Hasilnya? Mendikbud langsung mengeluarkan Surat Edaran No 3 Tahun 2019 kepada seluruh pimpinan daerah (Gubernur dan Bupati/Wali Kota) di seluruh Indonesia yang pada intinya menginformasikan perubahan persentase yang diterima pada dua jalur PPDB. Surat ini didasari Permendikbud Nomor 20 Tahun 2019 sebagai perubahan atas Permendikbud Nomor 51 Tahun 2018 tentang PPDB.
Dari ketentuan itu diketahui bahwa jalur zonasi diubah dari paling sedikit 90% dari daya tampung sekolah menjadi 80%, jalur prestasi diubah dari paling banyak 5% menjadi 15%, sementara jalur perpindahan tugas orang tua/wali, tetap 5%.
Pertanyaannya, apakah revisi itu dilaksanakan? Tidak sepenuhnya. Masih banyak yang bingung karena Juklak dan Juknis disusun terburu-buru.
Apakah dengan melaksanakan perubahan persentase itu dapat dianggap sebagai solusi terbaik dalam proses PPDB sehingga terwujud apa yang dinamakan keadilan individu dan keadilan sosial dalam memilih sekolah?
Pertanyaan itu sangat sulit dijawab. Sebab konsep maupun pemahaman tentang adil dan keadilan tak ada. Setidaknya tak pernah final. Terus menerus berproses tanpa henti.
Yang ada hanyalah suatu kondisi yang dianggap adil. Ini pun dibatasi sekedar keadilan prosedural, keadilan formal. Ketika suatu aturan diterbitkan, dilaksanakan, dan diterima, walaupun masih ada yang grundel, keadilan itu dianggap terpenuhi. Di sisi lain permasalahan yang nyata belum terpecahkan.

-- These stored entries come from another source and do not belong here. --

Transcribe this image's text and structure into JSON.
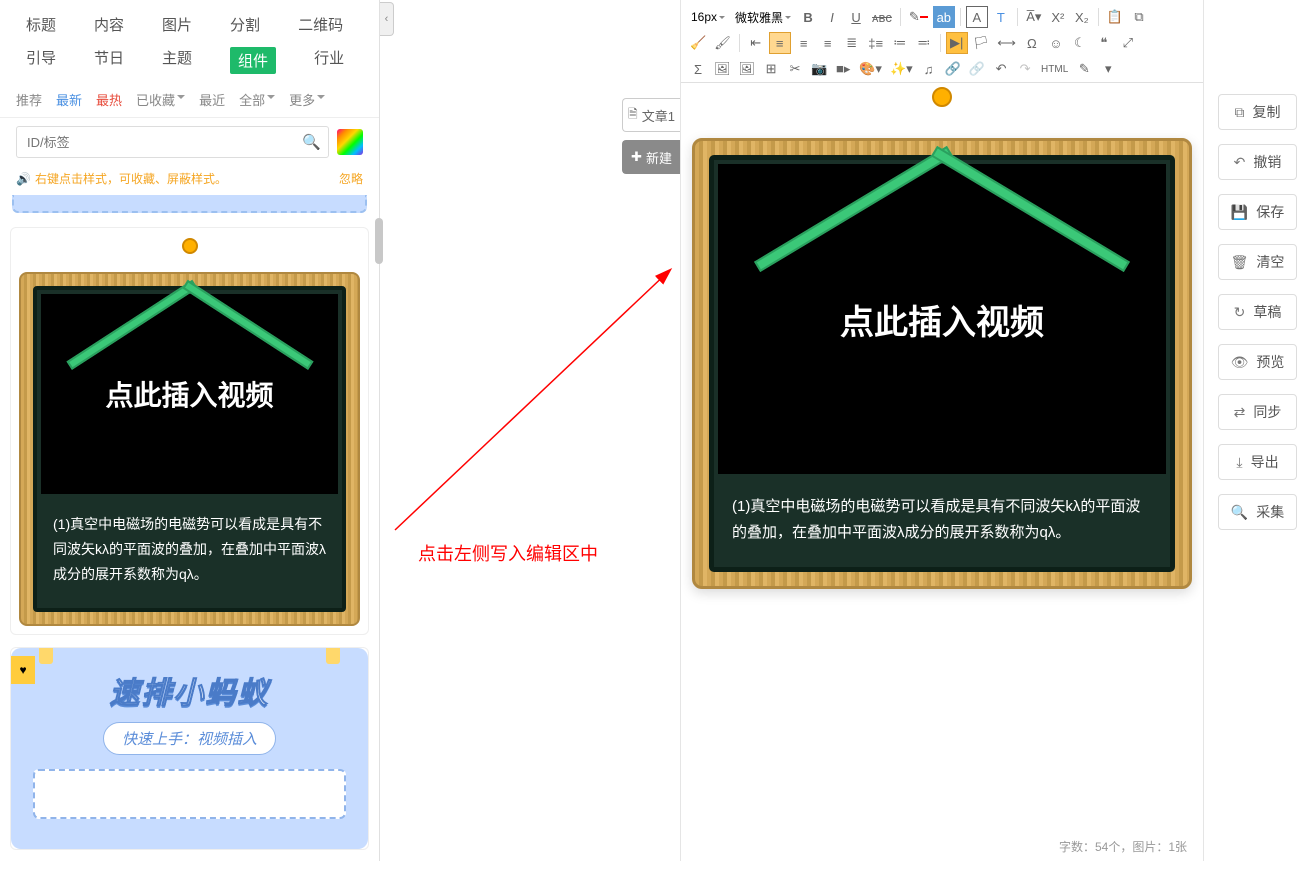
{
  "categories": {
    "row1": [
      "标题",
      "内容",
      "图片",
      "分割",
      "二维码"
    ],
    "row2": [
      "引导",
      "节日",
      "主题",
      "组件",
      "行业"
    ],
    "active": "组件"
  },
  "filters": {
    "recommend": "推荐",
    "newest": "最新",
    "hottest": "最热",
    "favorited": "已收藏",
    "recent": "最近",
    "all": "全部",
    "more": "更多"
  },
  "search": {
    "placeholder": "ID/标签"
  },
  "hint": {
    "text": "右键点击样式，可收藏、屏蔽样式。",
    "ignore": "忽略"
  },
  "templates": {
    "blackboard": {
      "video_label": "点此插入视频",
      "body": "(1)真空中电磁场的电磁势可以看成是具有不同波矢kλ的平面波的叠加，在叠加中平面波λ成分的展开系数称为qλ。"
    },
    "blue": {
      "title": "速排小蚂蚁",
      "subtitle": "快速上手：视频插入"
    }
  },
  "doc_tabs": {
    "article": "文章1",
    "new": "新建"
  },
  "instruction": "点击左侧写入编辑区中",
  "toolbar": {
    "font_size": "16px",
    "font_family": "微软雅黑",
    "html": "HTML"
  },
  "canvas": {
    "video_label": "点此插入视频",
    "body": "(1)真空中电磁场的电磁势可以看成是具有不同波矢kλ的平面波的叠加，在叠加中平面波λ成分的展开系数称为qλ。"
  },
  "footer": {
    "stats": "字数：54个，图片：1张"
  },
  "actions": {
    "copy": "复制",
    "undo": "撤销",
    "save": "保存",
    "clear": "清空",
    "draft": "草稿",
    "preview": "预览",
    "sync": "同步",
    "export": "导出",
    "collect": "采集"
  }
}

Bagaimana cara memerkecil "jarak" antar sekolah negeri sejenis sehingga semua dianggap baik dan layak dimasuki oleh semua calon siswa baru belum ditemukan. Peningkatan kualitas guru dan metode pembelajaran yang nyaris tak pernah berhenti seolah selalu terhenti di ruang pelatihan.
Kecurangan TST
Perlu diketahui bahwa dalam sistem apa pun selalu mengandung kekurangan. Sebaik apa pun aturan yang disusun selalu memiliki celah untuk disimpangi. Dalam kondisi itu, semestinya siapa saja yang terlibat dalam melaksanakan aturan perlu berusaha memerbaiki kekurangan demi kebaikan bersama.
Yang terjadi, bukan itu. Malahan sebaliknya. Kelemahan aturan selalu dijadikan alat untuk melakukan kecurangan. Banyak pejabat pelaksana peraturan dan orang tua siswa seolah saling melengkapi dalam melakukan kecurangan.

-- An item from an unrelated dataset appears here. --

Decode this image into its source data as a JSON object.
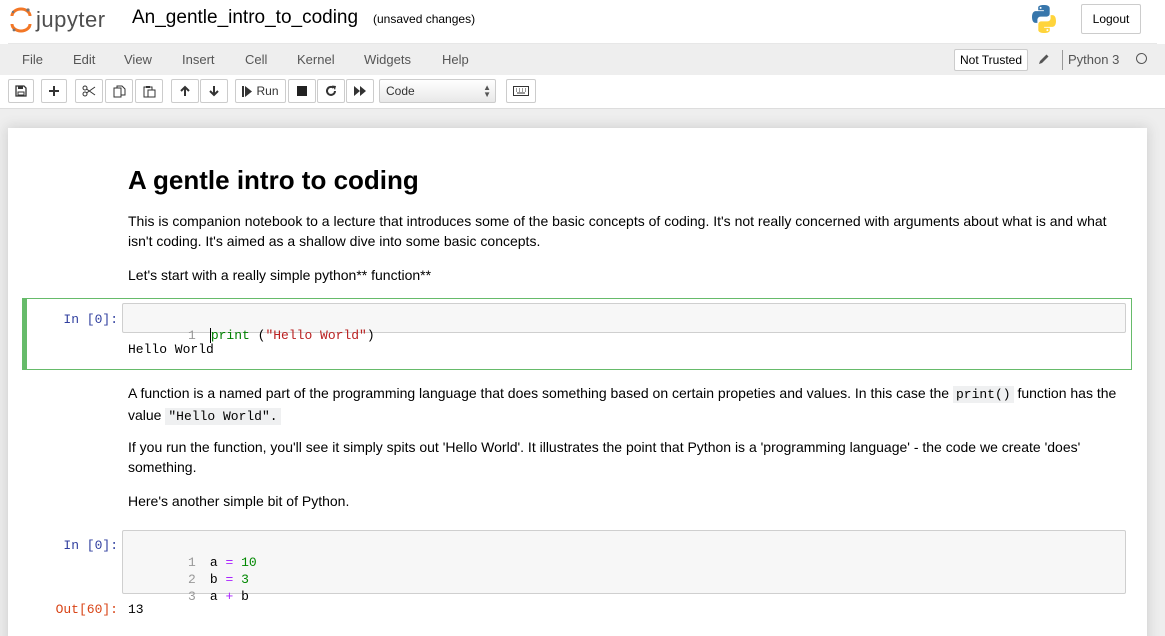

Para pejabat tertentu membuka "pintu belakang". Orang tua menyambut dengan transaksi "jual-beli" bangku. Dengan cara ini, si anak yang tadinya tidak bisa masuk melalui jalur zonasi atau jalur prestasi bisa diterima.
Jangan harap hal itu bisa dideteksi masyarakat umum. Pasalnya, akses orang tua lain atau pers, media, untuk melihat data siswa yang benar-benar diterima berdasarkan ketentuan zonasi maupun jalur prestasi tidak ada. Tak ada orang lain yang bisa mengoreksi karena buku registrasi dan data calon siswa tertutup. Hanya boleh dipegang petugas pendaftaran di sekolah.

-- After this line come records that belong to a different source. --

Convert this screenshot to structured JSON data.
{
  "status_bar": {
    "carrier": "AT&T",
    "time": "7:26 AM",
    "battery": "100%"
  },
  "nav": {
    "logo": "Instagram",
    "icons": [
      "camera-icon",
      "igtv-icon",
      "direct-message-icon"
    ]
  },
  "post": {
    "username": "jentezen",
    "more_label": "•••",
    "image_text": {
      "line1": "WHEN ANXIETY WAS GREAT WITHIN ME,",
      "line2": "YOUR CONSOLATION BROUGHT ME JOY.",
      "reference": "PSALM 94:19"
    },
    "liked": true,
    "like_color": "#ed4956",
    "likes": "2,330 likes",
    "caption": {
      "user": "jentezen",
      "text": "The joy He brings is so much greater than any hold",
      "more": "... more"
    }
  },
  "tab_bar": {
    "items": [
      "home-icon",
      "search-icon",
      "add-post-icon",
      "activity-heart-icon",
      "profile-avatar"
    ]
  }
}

Hal seperti ini umum terjadi pada jalur prestasi sebelum pemberlakuan jalur zonasi. Pajabat berwenang dan orang tua, kendati tidak semua, telah membentuk semacam sistem TST (tahu sama tahu), saling mendukung dan saling melengkapi dalam melakukan kecurangan.
Dalam terminologi KPK (Komisi Pemberantasan Korupsi), hal itu dapat disebut pejabat menyalahgunakan jabatan demi uang receh, dan orang tua siswa mendukung dengan memberikan uang receh asalkan anaknya diterima di sekolah yang dikehendaki.
Dengan cara itu, cenderung muncul tiga hal. Pertama, anak-anak yang sesungguhnya tidak memenuhi syarat jalur zonasi atau prestasi diterima secara diam-diam. Diam-diam artinya ketika daftar nama yang diterima diumumkan, nama mereka tak tercantum. Mereka seolah tidak diterima, tetapi sesungguhnya nama mereka turut dilaporkan oleh sekolah ke Dinas Pendidikan sebagai bagian dari siswa baru yang diterima.
Kedua, orang tua yang tidak mau atau tidak tahu cara-cara seperti itu, maka anak-anak mereka yang sebetulnya memenuhi syarat tak bisa berbuat banyak selain memilih sekolah lain.
Ketiga, perpindahan alamat pura-pura atas nama "pindah tugas orang tua/wali" ke daerah zonasi sekolah yang diincar selalu muncul. Setidaknya berselang setahun atau lebih sebelumnya atau ketika si anak di kelas 5 kalau SD atau kelas 8 bagi SMP.
Kalau mau sebenarnya, hal tersebut bisa dicegah. Siapa saja yang melakukan perpindahan alamat pura-pura ditolak. Alamat asli mereka dari dokumen bisa dideteksi oleh pihak sekolah atau Dinas Pendidikan. Namun, hal ini tidak dilakukan karena kepentingan TST tadi. Atau mungkin karena pertimbangan lain seperti takut dituduh melanggar HAM, disorot media sehingga TST bisa terbongkar, atau menganggapnya wajar seperti sekolah lain juga.
Memerbaiki sekolah tertinggal
Saya akhirnya berpikir semua aturan yang diterbitkan atas nama perbaikan sistem pendidikan, mulai dari penataan PPDB, lembaga, sampai pada pebaikan kualitas materi ajar, metode ajar dan guru, cenderung tidak memberi hasil maksimal. Kalaupun ada kemajuan relatif kecil.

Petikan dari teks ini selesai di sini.